Bulletin Articles Issue #133 July 2012

“Then one of the twelve, called Judas Iscariot, went unto the chief priest and said unto them, What will ye give me, and I will deliver him (Jesus) unto you? And they covenanted with him for thirty pieces of silver.” (Matthew 26:14-15)

Ever since he “betrayed innocent blood” (Matthew 27:3-4), selling the Lord Jesus to the highest bidder, the name Judas has been a byword, symbolic of the worst form of treachery and deceit known to man. However, though he stands out in history as unique and his crime the most sinister, his sin is still among us.

The man who identifies with and/or supports, in any way, preachers, churches, and ministers which, in their preaching, deliver Christ into the hands of His enemies to do with Him as they will: auctioning Him off to the sinful crowd: selling Him out as a price agreeable to fallen man’s sinful will – that man is a Judas!

Any preacher or pastor, who, to get his people to be faithful, frightens them with the hounds of hell, drives them with the whip of the law, or bribes them with promises of exalted positions and great rewards in heaven – that preacher or pastor is a Judas!

Is the Lord Jesus Christ such an ugly, unattractive, undesirable Husband, that His bride will not love nor serve Him unless she is driven or bribed? What a dishonoring thought! What a blasphemous thought! Those who truly know the Lord Jesus, love Him, desire to honor and serve Him, do these things as willing and thankful servants, constrained by the knowledge of His great love for them, and the love which they have for Him (2 Cor. 5:14, I John 4:19).

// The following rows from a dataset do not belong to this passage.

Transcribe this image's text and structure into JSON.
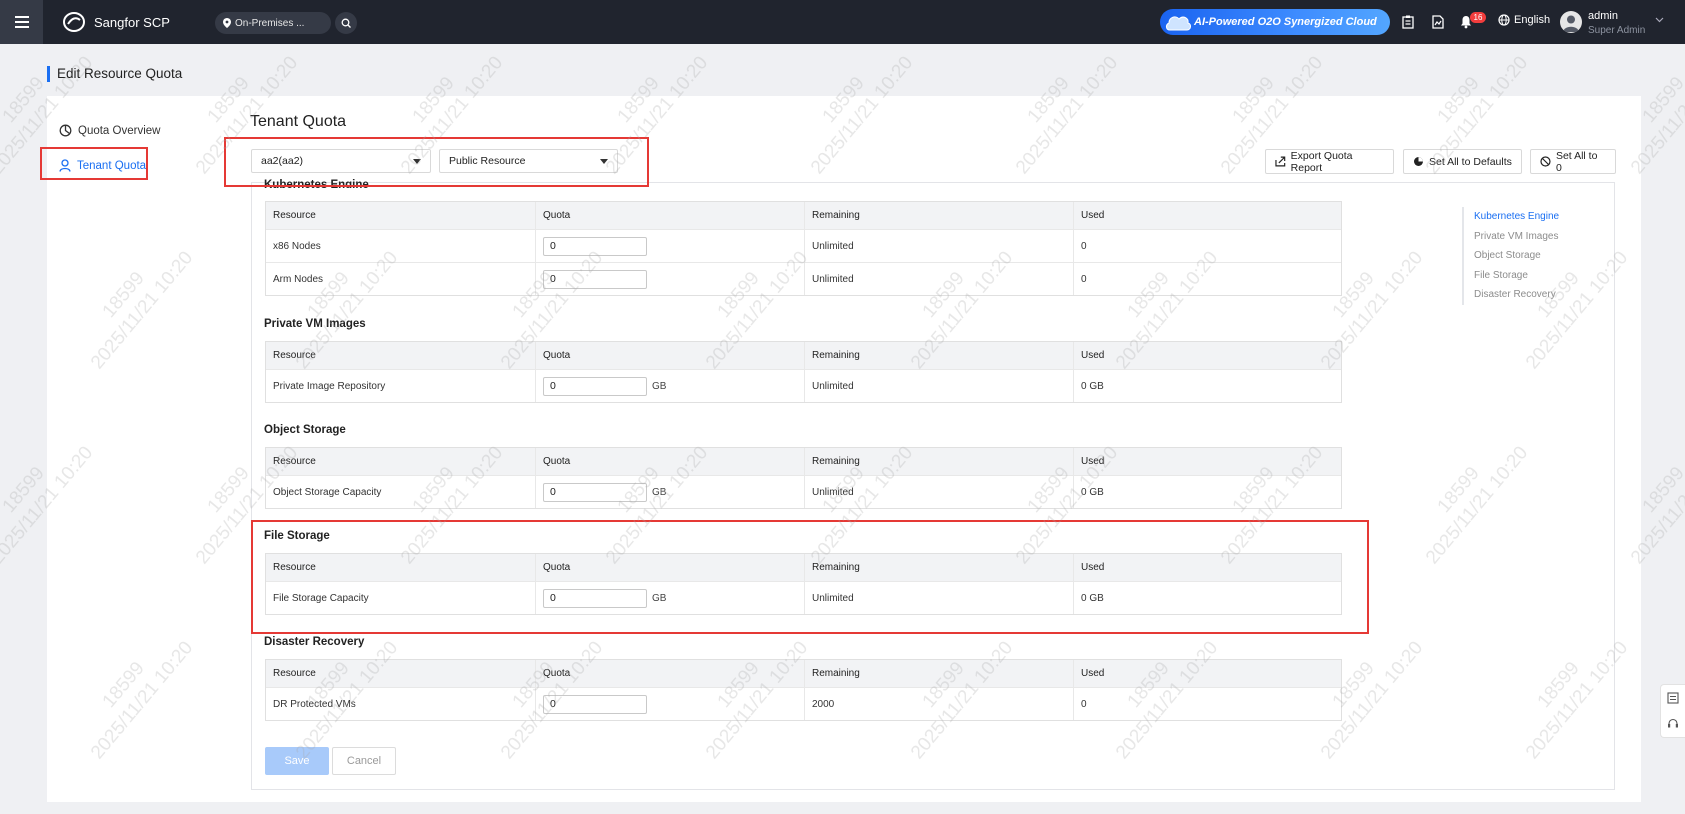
{
  "topbar": {
    "product": "Sangfor SCP",
    "region": "On-Premises ...",
    "promo": "AI-Powered O2O Synergized Cloud",
    "notification_count": "16",
    "language": "English",
    "user_name": "admin",
    "user_role": "Super Admin"
  },
  "page": {
    "title": "Edit Resource Quota"
  },
  "left_nav": {
    "items": [
      {
        "label": "Quota Overview",
        "icon": "quota-overview-icon"
      },
      {
        "label": "Tenant Quota",
        "icon": "user-icon",
        "active": true
      }
    ]
  },
  "main": {
    "title": "Tenant Quota",
    "tenant_select": "aa2(aa2)",
    "resource_select": "Public Resource",
    "toolbar": {
      "export": "Export Quota Report",
      "defaults": "Set All to Defaults",
      "zero": "Set All to 0"
    }
  },
  "columns": [
    "Resource",
    "Quota",
    "Remaining",
    "Used"
  ],
  "sections": {
    "kubernetes": {
      "title": "Kubernetes Engine",
      "rows": [
        {
          "resource": "x86 Nodes",
          "quota": "0",
          "unit": "",
          "remaining": "Unlimited",
          "used": "0"
        },
        {
          "resource": "Arm Nodes",
          "quota": "0",
          "unit": "",
          "remaining": "Unlimited",
          "used": "0"
        }
      ]
    },
    "vm_images": {
      "title": "Private VM Images",
      "rows": [
        {
          "resource": "Private Image Repository",
          "quota": "0",
          "unit": "GB",
          "remaining": "Unlimited",
          "used": "0 GB"
        }
      ]
    },
    "object_storage": {
      "title": "Object Storage",
      "rows": [
        {
          "resource": "Object Storage Capacity",
          "quota": "0",
          "unit": "GB",
          "remaining": "Unlimited",
          "used": "0 GB"
        }
      ]
    },
    "file_storage": {
      "title": "File Storage",
      "rows": [
        {
          "resource": "File Storage Capacity",
          "quota": "0",
          "unit": "GB",
          "remaining": "Unlimited",
          "used": "0 GB"
        }
      ]
    },
    "disaster_recovery": {
      "title": "Disaster Recovery",
      "rows": [
        {
          "resource": "DR Protected VMs",
          "quota": "0",
          "unit": "",
          "remaining": "2000",
          "used": "0"
        }
      ]
    }
  },
  "anchor_nav": [
    {
      "label": "Kubernetes Engine",
      "active": true
    },
    {
      "label": "Private VM Images"
    },
    {
      "label": "Object Storage"
    },
    {
      "label": "File Storage"
    },
    {
      "label": "Disaster Recovery"
    }
  ],
  "actions": {
    "save": "Save",
    "cancel": "Cancel"
  },
  "watermark": {
    "id": "18599",
    "timestamp": "2025/11/21 10:20"
  },
  "colors": {
    "accent": "#1a6ff2",
    "topbar": "#20242e",
    "annotation": "#e53935",
    "save_disabled": "#a8cafa"
  }
}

To all who know Him, Christ is “Altogether lovely” and desired above any other, and all else.

Jack Shanks

Betraying Christ with a kiss

Judas betrayed his Master with a KISS! He came to the Lord with evil in his heart, the price of a compromise in his hand, religious devils at his side, and said, “Hail Master”, as he planted a KISS on the Lord’s cheek!

This is how most apostates and compromisers operate: they betray the Son of God and the Gospel of grace WITH A KISS. They talk of love, humility, morality, and sugar and spice while they sell out to the religious world and betray the Sovereign Son of God. Men watch their pretended affection and hear their words, “Hail Master”, spoken so softly, smoothly, humbly, and sweetly, and they say, “Can such devout people be ENEMIES of the Lord?”

Do not be deceived; sometimes the most devout looking, religious people can be the most hypocritical in the world. Do not be deceived by their kisses. LISTEN TO THEIR GOSPEL! Peter, bearing the sword, had more grace than Judas, who came with a kiss. –Henry Mahan.

An apostolic face and a Judas heart
(Letters of J. C. Philpot)

Many think that a minister is exempt from such
coldness, deadness, and barrenness, as private
Christians feel. And the hypocritical looks and
words of many of Satan’s ministers favor this
delusion. Holiness is so much on their tongues,
and on their faces, that their deluded hearers
necessarily conclude that it is in their hearts.

But, alas! nothing is easier or more common,
than an apostolic face and a Judas heart.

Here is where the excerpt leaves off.